Me ha tocado de todo. Pero la conversación que tuve con el último al que me subí, fue la que me inspiró a escribir esto.

Me subí al Nissan Sentra color negro manejado por Jordan Joaquín, o algo así. Estoy seguro que era una mezcla de un nombre americano con un nombre en castellano.  Noté al instante que “Jordan” no  era de Cuernavaca ya que lo primero que me dijo al subir fue: “ Uff que calorón ha hecho el día de hoy, ¿no?”

No hacía calor. Nada.

Al ver mi cara duditativa y mi expresión facial con la que le daba a entender totalmente que no estaba de acuerdo con él, su siguiente oración fue: “Es que soy de Guanajuato, todavía no me acostumbro al calor”

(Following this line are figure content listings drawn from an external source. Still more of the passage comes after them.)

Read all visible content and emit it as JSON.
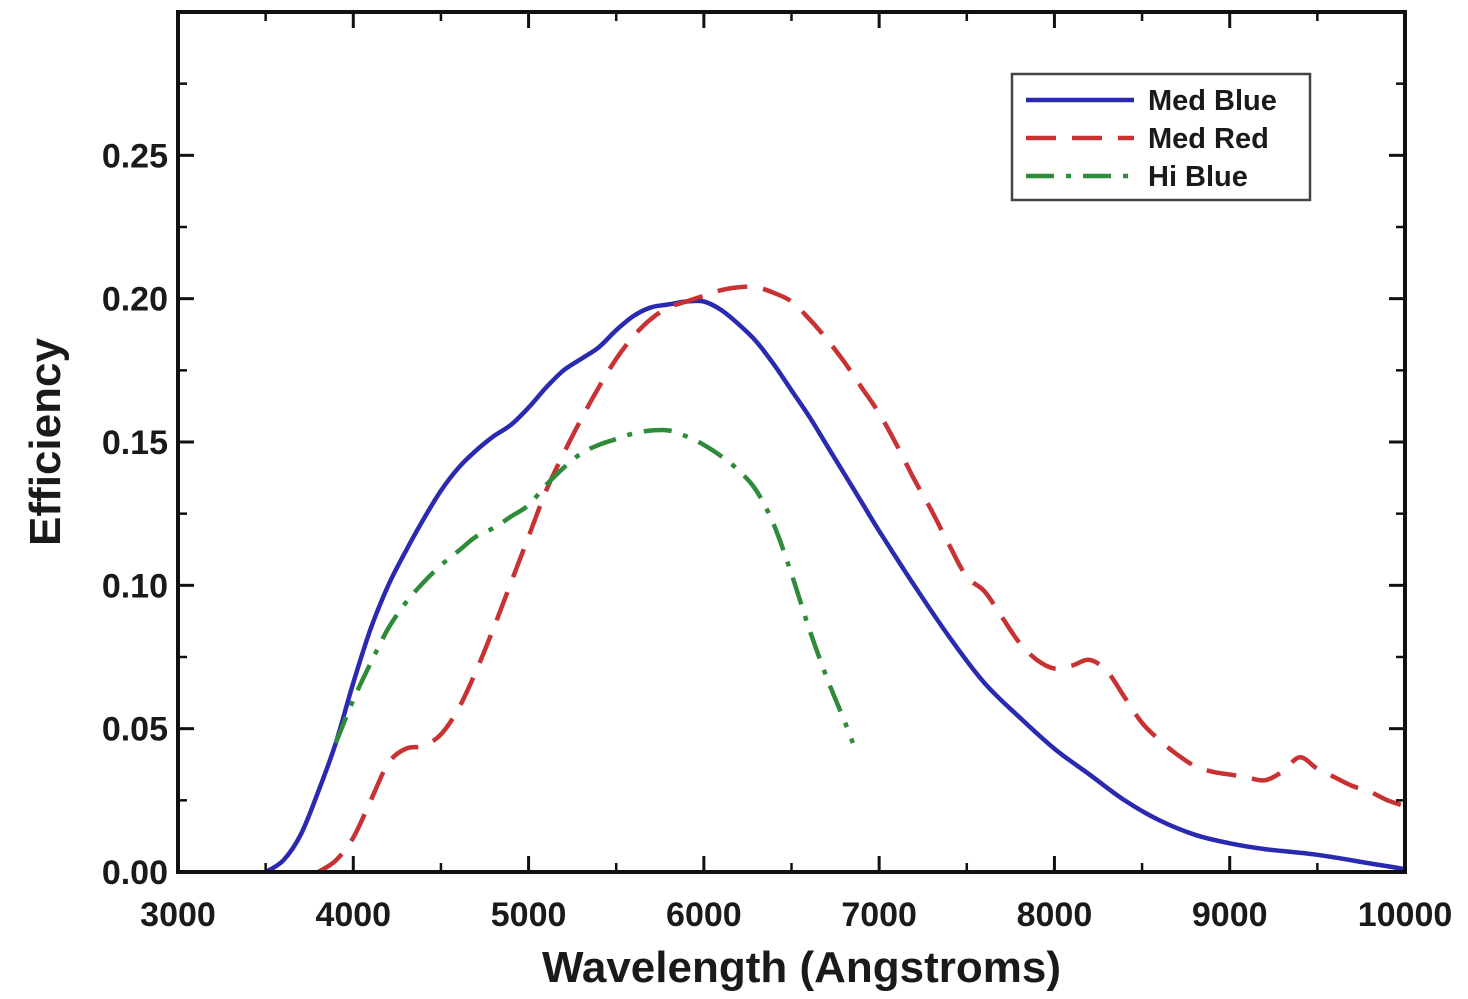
{
  "chart_data": {
    "type": "line",
    "title": "",
    "xlabel": "Wavelength (Angstroms)",
    "ylabel": "Efficiency",
    "xlim": [
      3000,
      10000
    ],
    "ylim": [
      0,
      0.3
    ],
    "grid": false,
    "legend_position": "top-right",
    "x_ticks": [
      3000,
      4000,
      5000,
      6000,
      7000,
      8000,
      9000,
      10000
    ],
    "x_tick_labels": [
      "3000",
      "4000",
      "5000",
      "6000",
      "7000",
      "8000",
      "9000",
      "10000"
    ],
    "y_ticks": [
      0,
      0.05,
      0.1,
      0.15,
      0.2,
      0.25
    ],
    "y_tick_labels": [
      "0.00",
      "0.05",
      "0.10",
      "0.15",
      "0.20",
      "0.25"
    ],
    "series": [
      {
        "name": "Med Blue",
        "color": "#2a2ab0",
        "style": "solid",
        "x": [
          3500,
          3600,
          3700,
          3800,
          3900,
          4000,
          4100,
          4200,
          4300,
          4400,
          4500,
          4600,
          4700,
          4800,
          4900,
          5000,
          5100,
          5200,
          5300,
          5400,
          5500,
          5600,
          5700,
          5800,
          5900,
          6000,
          6100,
          6200,
          6300,
          6400,
          6500,
          6600,
          6700,
          6800,
          6900,
          7000,
          7200,
          7400,
          7600,
          7800,
          8000,
          8200,
          8400,
          8600,
          8800,
          9000,
          9200,
          9500,
          9800,
          10000
        ],
        "y": [
          0.0,
          0.004,
          0.013,
          0.028,
          0.045,
          0.066,
          0.085,
          0.1,
          0.112,
          0.123,
          0.133,
          0.141,
          0.147,
          0.152,
          0.156,
          0.162,
          0.169,
          0.175,
          0.179,
          0.183,
          0.189,
          0.194,
          0.197,
          0.198,
          0.199,
          0.199,
          0.196,
          0.191,
          0.185,
          0.177,
          0.168,
          0.159,
          0.149,
          0.139,
          0.129,
          0.119,
          0.1,
          0.082,
          0.066,
          0.054,
          0.043,
          0.034,
          0.025,
          0.018,
          0.013,
          0.01,
          0.008,
          0.006,
          0.003,
          0.001
        ]
      },
      {
        "name": "Med Red",
        "color": "#c83232",
        "style": "dashed",
        "x": [
          3800,
          3900,
          4000,
          4100,
          4200,
          4300,
          4400,
          4500,
          4600,
          4700,
          4800,
          4900,
          5000,
          5100,
          5200,
          5300,
          5400,
          5500,
          5600,
          5700,
          5800,
          5900,
          6000,
          6100,
          6200,
          6300,
          6400,
          6500,
          6600,
          6700,
          6800,
          6900,
          7000,
          7100,
          7200,
          7300,
          7400,
          7500,
          7600,
          7700,
          7800,
          7900,
          8000,
          8100,
          8200,
          8300,
          8400,
          8500,
          8600,
          8700,
          8800,
          8900,
          9000,
          9100,
          9200,
          9300,
          9400,
          9500,
          9600,
          9700,
          9800,
          9900,
          10000
        ],
        "y": [
          0.0,
          0.004,
          0.012,
          0.025,
          0.038,
          0.043,
          0.044,
          0.048,
          0.057,
          0.07,
          0.085,
          0.101,
          0.117,
          0.133,
          0.146,
          0.158,
          0.169,
          0.179,
          0.187,
          0.193,
          0.197,
          0.199,
          0.201,
          0.203,
          0.204,
          0.204,
          0.202,
          0.199,
          0.193,
          0.186,
          0.178,
          0.169,
          0.16,
          0.149,
          0.137,
          0.126,
          0.114,
          0.103,
          0.098,
          0.089,
          0.08,
          0.074,
          0.071,
          0.072,
          0.074,
          0.07,
          0.061,
          0.052,
          0.046,
          0.041,
          0.037,
          0.035,
          0.034,
          0.033,
          0.032,
          0.035,
          0.04,
          0.036,
          0.033,
          0.03,
          0.028,
          0.025,
          0.023
        ]
      },
      {
        "name": "Hi Blue",
        "color": "#2e8b3a",
        "style": "dashdot",
        "x": [
          3900,
          4000,
          4100,
          4200,
          4300,
          4400,
          4500,
          4600,
          4700,
          4800,
          4900,
          5000,
          5100,
          5200,
          5300,
          5400,
          5500,
          5600,
          5700,
          5800,
          5900,
          6000,
          6100,
          6200,
          6300,
          6400,
          6500,
          6600,
          6700,
          6800,
          6850
        ],
        "y": [
          0.045,
          0.06,
          0.073,
          0.085,
          0.094,
          0.101,
          0.107,
          0.112,
          0.117,
          0.12,
          0.124,
          0.128,
          0.135,
          0.141,
          0.146,
          0.149,
          0.151,
          0.153,
          0.154,
          0.154,
          0.152,
          0.149,
          0.145,
          0.14,
          0.133,
          0.121,
          0.104,
          0.085,
          0.068,
          0.053,
          0.045
        ]
      }
    ]
  }
}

La conversación vagó sin rumbo por distintos temas hasta que me dijo que Cuernavaca se le hacía una ciudad espantosa… no con esas palabras necesariamente… pero así lo sentí yo. Me ardí. No me gustó que lo dijera. ¡Pinche Guanajuatense! Ni que Guanajuato estuviera tan ching… en este momento entraron a mi cerebro los hermosos recuerdos que tengo en esa ciudad y lo analicé de mejor manera y la verdad es que es una ciudad y un estado muy bello. Así que no pude discutir. Me quedé estupefacto escuchando las diversas razones por las cuales opinaba de esa manera y por desgracia… tiene razón.

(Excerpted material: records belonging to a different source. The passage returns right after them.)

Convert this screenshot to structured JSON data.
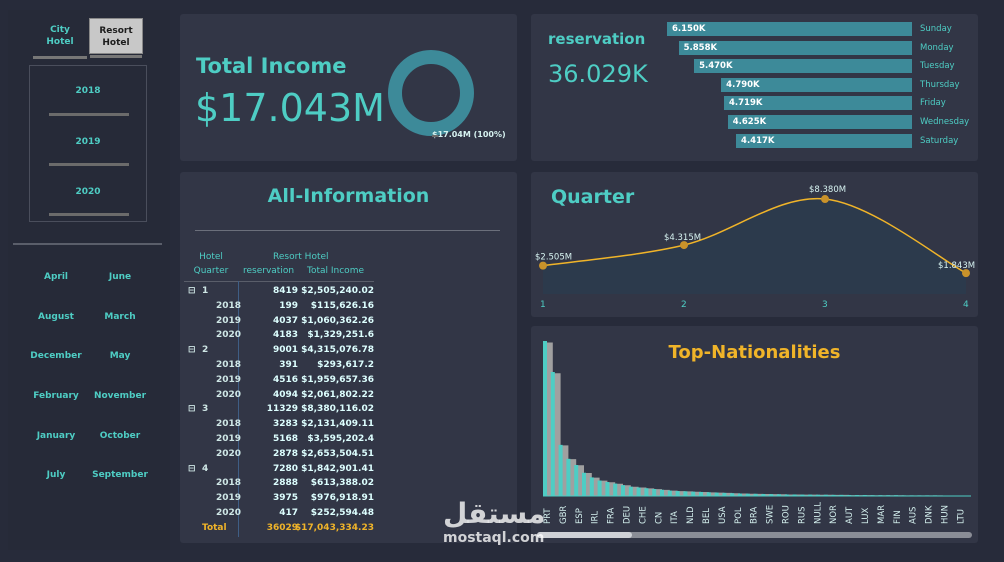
{
  "slicers": {
    "hotel": [
      {
        "label_line1": "City",
        "label_line2": "Hotel",
        "selected": false
      },
      {
        "label_line1": "Resort",
        "label_line2": "Hotel",
        "selected": true
      }
    ],
    "years": [
      "2018",
      "2019",
      "2020"
    ],
    "months": [
      [
        "April",
        "June"
      ],
      [
        "August",
        "March"
      ],
      [
        "December",
        "May"
      ],
      [
        "February",
        "November"
      ],
      [
        "January",
        "October"
      ],
      [
        "July",
        "September"
      ]
    ]
  },
  "total_income": {
    "title": "Total Income",
    "value": "$17.043M",
    "donut_label": "$17.04M (100%)",
    "donut_share": 1.0,
    "donut_color": "#3d8a99"
  },
  "reservation": {
    "title": "reservation",
    "value": "36.029K",
    "bar_color": "#3d8a99",
    "bars": [
      {
        "day": "Sunday",
        "label": "6.150K",
        "value": 6150
      },
      {
        "day": "Monday",
        "label": "5.858K",
        "value": 5858
      },
      {
        "day": "Tuesday",
        "label": "5.470K",
        "value": 5470
      },
      {
        "day": "Thursday",
        "label": "4.790K",
        "value": 4790
      },
      {
        "day": "Friday",
        "label": "4.719K",
        "value": 4719
      },
      {
        "day": "Wednesday",
        "label": "4.625K",
        "value": 4625
      },
      {
        "day": "Saturday",
        "label": "4.417K",
        "value": 4417
      }
    ]
  },
  "all_info": {
    "title": "All-Information",
    "headers": {
      "hotel": "Hotel",
      "quarter": "Quarter",
      "resort": "Resort Hotel",
      "reservation": "reservation",
      "income": "Total Income"
    },
    "rows": [
      {
        "type": "q",
        "label": "1",
        "res": "8419",
        "inc": "$2,505,240.02"
      },
      {
        "type": "y",
        "label": "2018",
        "res": "199",
        "inc": "$115,626.16"
      },
      {
        "type": "y",
        "label": "2019",
        "res": "4037",
        "inc": "$1,060,362.26"
      },
      {
        "type": "y",
        "label": "2020",
        "res": "4183",
        "inc": "$1,329,251.6"
      },
      {
        "type": "q",
        "label": "2",
        "res": "9001",
        "inc": "$4,315,076.78"
      },
      {
        "type": "y",
        "label": "2018",
        "res": "391",
        "inc": "$293,617.2"
      },
      {
        "type": "y",
        "label": "2019",
        "res": "4516",
        "inc": "$1,959,657.36"
      },
      {
        "type": "y",
        "label": "2020",
        "res": "4094",
        "inc": "$2,061,802.22"
      },
      {
        "type": "q",
        "label": "3",
        "res": "11329",
        "inc": "$8,380,116.02"
      },
      {
        "type": "y",
        "label": "2018",
        "res": "3283",
        "inc": "$2,131,409.11"
      },
      {
        "type": "y",
        "label": "2019",
        "res": "5168",
        "inc": "$3,595,202.4"
      },
      {
        "type": "y",
        "label": "2020",
        "res": "2878",
        "inc": "$2,653,504.51"
      },
      {
        "type": "q",
        "label": "4",
        "res": "7280",
        "inc": "$1,842,901.41"
      },
      {
        "type": "y",
        "label": "2018",
        "res": "2888",
        "inc": "$613,388.02"
      },
      {
        "type": "y",
        "label": "2019",
        "res": "3975",
        "inc": "$976,918.91"
      },
      {
        "type": "y",
        "label": "2020",
        "res": "417",
        "inc": "$252,594.48"
      },
      {
        "type": "t",
        "label": "Total",
        "res": "36029",
        "inc": "$17,043,334.23"
      }
    ]
  },
  "quarter_chart": {
    "title": "Quarter",
    "line_color": "#f0b429",
    "chart_data": {
      "type": "line",
      "x": [
        1,
        2,
        3,
        4
      ],
      "values": [
        2.505,
        4.315,
        8.38,
        1.843
      ],
      "labels": [
        "$2.505M",
        "$4.315M",
        "$8.380M",
        "$1.843M"
      ],
      "ylim": [
        0,
        9
      ]
    }
  },
  "nationalities": {
    "title": "Top-Nationalities",
    "colors": [
      "#4ecdc4",
      "#a0a0a0"
    ],
    "labels": [
      "PRT",
      "GBR",
      "ESP",
      "IRL",
      "FRA",
      "DEU",
      "CHE",
      "CN",
      "ITA",
      "NLD",
      "BEL",
      "USA",
      "POL",
      "BRA",
      "SWE",
      "ROU",
      "RUS",
      "NULL",
      "NOR",
      "AUT",
      "LUX",
      "MAR",
      "FIN",
      "AUS",
      "DNK",
      "HUN",
      "LTU"
    ],
    "chart_data": {
      "type": "bar",
      "values": [
        1.0,
        0.8,
        0.33,
        0.24,
        0.2,
        0.15,
        0.12,
        0.1,
        0.09,
        0.08,
        0.07,
        0.06,
        0.055,
        0.05,
        0.045,
        0.04,
        0.035,
        0.032,
        0.03,
        0.028,
        0.026,
        0.024,
        0.022,
        0.02,
        0.018,
        0.016,
        0.015,
        0.014,
        0.013,
        0.012,
        0.011,
        0.01,
        0.01,
        0.009,
        0.009,
        0.008,
        0.008,
        0.007,
        0.007,
        0.006,
        0.006,
        0.006,
        0.005,
        0.005,
        0.005,
        0.005,
        0.004,
        0.004,
        0.004,
        0.004,
        0.004,
        0.003,
        0.003,
        0.003
      ]
    }
  },
  "watermark": {
    "arabic": "مستقل",
    "latin": "mostaql.com"
  }
}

Las calles están hechas pedazos. Intransitables y en épocas de lluvia peor. Hay caos vial en horas pico. Exceso de población para una ciudad cuya infraestructura es de ciudad pequeña. El transporte público es una basura. Las áreas verdes son escasas a comparación de hace unos 10 o 20 años.

Esas son algunas de las razones que me dio y eso que sólo lleva 3 meses viviendo aquí.

Evidentemente no todos los lectores Mex Appealers conocerán la ciudad, pero quién ha vivido aquí en años anteriores, sabe que Cuernavaca perdió esa alegría y colorido que la caracterizaba antes.

Yo, que considero a Cuernavaca como mi casa, me cuesta que alguien de fuera venga y me señale lo negativo. Pero a pesar de que duele y moleste, tengo que aprender a aceptarlo si es la realidad. Es curioso ya que esto puede aplicarse a cualquier tipo de críticas que uno recibe, ya sea sobre su personalidad, sus malos hábitos, defectos, etc.

Ahora, a esconder esos defectos debajo del tapete de la entrada y seguir con el día a día en esta ciudad, que aunque me restrieguen en la cara todo lo malo qué hay en ella, difícilmente podré dejar de llamarla Mi Casa.